Note that for the Census Bureau API, your key is part of the URL. Concatenation and a string variable can be helpful here.

Let’s break down one of the example URLs included in the documentation for this survey.

https://api.census.gov/data/2022/acs/acs1/pums?get=SEX,PWGTP,MAR&SCHL=24&key=YOUR_KEY_GOES_HERE

We can start to break down the pieces of information included here:

  • Root: https://api.census.gov/data

  • Survey: acs (American Community Survey)

  • Coverage: acs1 (1 year estimates)

  • Subset: pums (Public Use Microdata Sample)

  • Query: ?get= (prefix for selecting specific variables)

  • Variables: SEX,PWGTP,MAR&SCHL=24 (codes for specific variables, from the documentation)

    • NOTE: In this example, the URL is structured to select all values for the SEX, PWGTP, MAR variables. This query will only return records where the SCHL variable value is 24.

    • In a scenario where we are not filtering for specific variable values, we could just include variable names separated by commas (i.e. SEX, PWGTP, MAR, SCHL)

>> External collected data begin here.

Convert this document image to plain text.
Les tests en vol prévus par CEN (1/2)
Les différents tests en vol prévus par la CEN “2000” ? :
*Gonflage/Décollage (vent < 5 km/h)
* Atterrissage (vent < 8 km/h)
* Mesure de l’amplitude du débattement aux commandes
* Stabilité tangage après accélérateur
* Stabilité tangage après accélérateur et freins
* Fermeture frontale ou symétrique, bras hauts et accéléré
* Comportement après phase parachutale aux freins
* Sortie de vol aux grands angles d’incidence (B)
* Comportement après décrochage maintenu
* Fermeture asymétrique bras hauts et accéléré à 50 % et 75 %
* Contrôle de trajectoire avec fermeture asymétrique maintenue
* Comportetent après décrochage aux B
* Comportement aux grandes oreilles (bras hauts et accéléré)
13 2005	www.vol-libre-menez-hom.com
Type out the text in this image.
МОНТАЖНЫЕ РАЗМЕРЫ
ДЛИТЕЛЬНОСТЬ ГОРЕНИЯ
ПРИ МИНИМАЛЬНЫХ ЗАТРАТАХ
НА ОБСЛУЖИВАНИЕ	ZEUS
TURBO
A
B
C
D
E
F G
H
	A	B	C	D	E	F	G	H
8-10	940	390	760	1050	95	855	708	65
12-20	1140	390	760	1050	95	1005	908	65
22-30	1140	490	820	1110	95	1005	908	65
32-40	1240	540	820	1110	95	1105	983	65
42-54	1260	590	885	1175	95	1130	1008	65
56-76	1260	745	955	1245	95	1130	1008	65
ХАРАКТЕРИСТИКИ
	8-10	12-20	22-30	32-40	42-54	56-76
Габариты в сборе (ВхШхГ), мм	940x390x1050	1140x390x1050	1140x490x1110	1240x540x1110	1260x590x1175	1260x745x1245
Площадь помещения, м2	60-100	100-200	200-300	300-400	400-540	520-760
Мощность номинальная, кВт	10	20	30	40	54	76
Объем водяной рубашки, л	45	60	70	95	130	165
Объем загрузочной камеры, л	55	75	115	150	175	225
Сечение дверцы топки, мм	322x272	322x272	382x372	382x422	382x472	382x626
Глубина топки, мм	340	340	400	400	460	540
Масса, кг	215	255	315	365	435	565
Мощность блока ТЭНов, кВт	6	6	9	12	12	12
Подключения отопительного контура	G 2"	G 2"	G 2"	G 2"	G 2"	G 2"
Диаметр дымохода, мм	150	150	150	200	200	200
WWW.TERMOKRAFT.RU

  • &key= (prefix for entering your API key)

Writing the API Call#

Remember our general API workflow:

  • Customize query URL

  • Load response in Python

  • Parse the data structure to isolate the data we want

  • Store that data as a Pandas DataFrame

import requests, pandas as pd # import statements
key = "YOUR KEY GOES HERE" # add your key to make this a string variable
url = f"https://api.census.gov/data/2022/acs/acs1/pums?get=SEX,PWGTP,MAR&SCHL=24&key={key}" # use f strings and concatenation to construct the query
r = requests.get(url) # requests data
data = r.json() # store response
df = pd.DataFrame(data[1:], columns=data[0]) # create the dataframe, making the first sublist the column headers, and starting with the first row of data to avoid duplicating headers)
print(df) # show output

Additional Resources#

This is an example query- there are lots of ways to customize Census Bureau API requests. Check out census-docs and the Census Bureau’s API documentation for more info.

Some datasets include Groups, which let you return multiple related variables.

DataMade also has a Python wrapper for the Census Bureau APIs, which is designed to streamline programming workflows.

The Census Bureau APIs can be overwhelming, but they’re a powerful tool for accessing data. Wading through the documentation is worth your time.

Application#

Q4A: Write your own Census Bureau API call.

  • You could use the same dataset as the example and modify the year, variables, geographic scope, etc.

  • You could also explore other datasets.

Q4B: What kinds of information are available in the documentation? How does that material help us start to make sense of this data?

Q4C: Write a program that stores the API return in Python as a Pandas DataFrame, using the workflows covered in this lab.

  • Answer to this question includes program + comments that document process and explain your code.

Q4D: What challenges did you encounter? How did you address or solve them?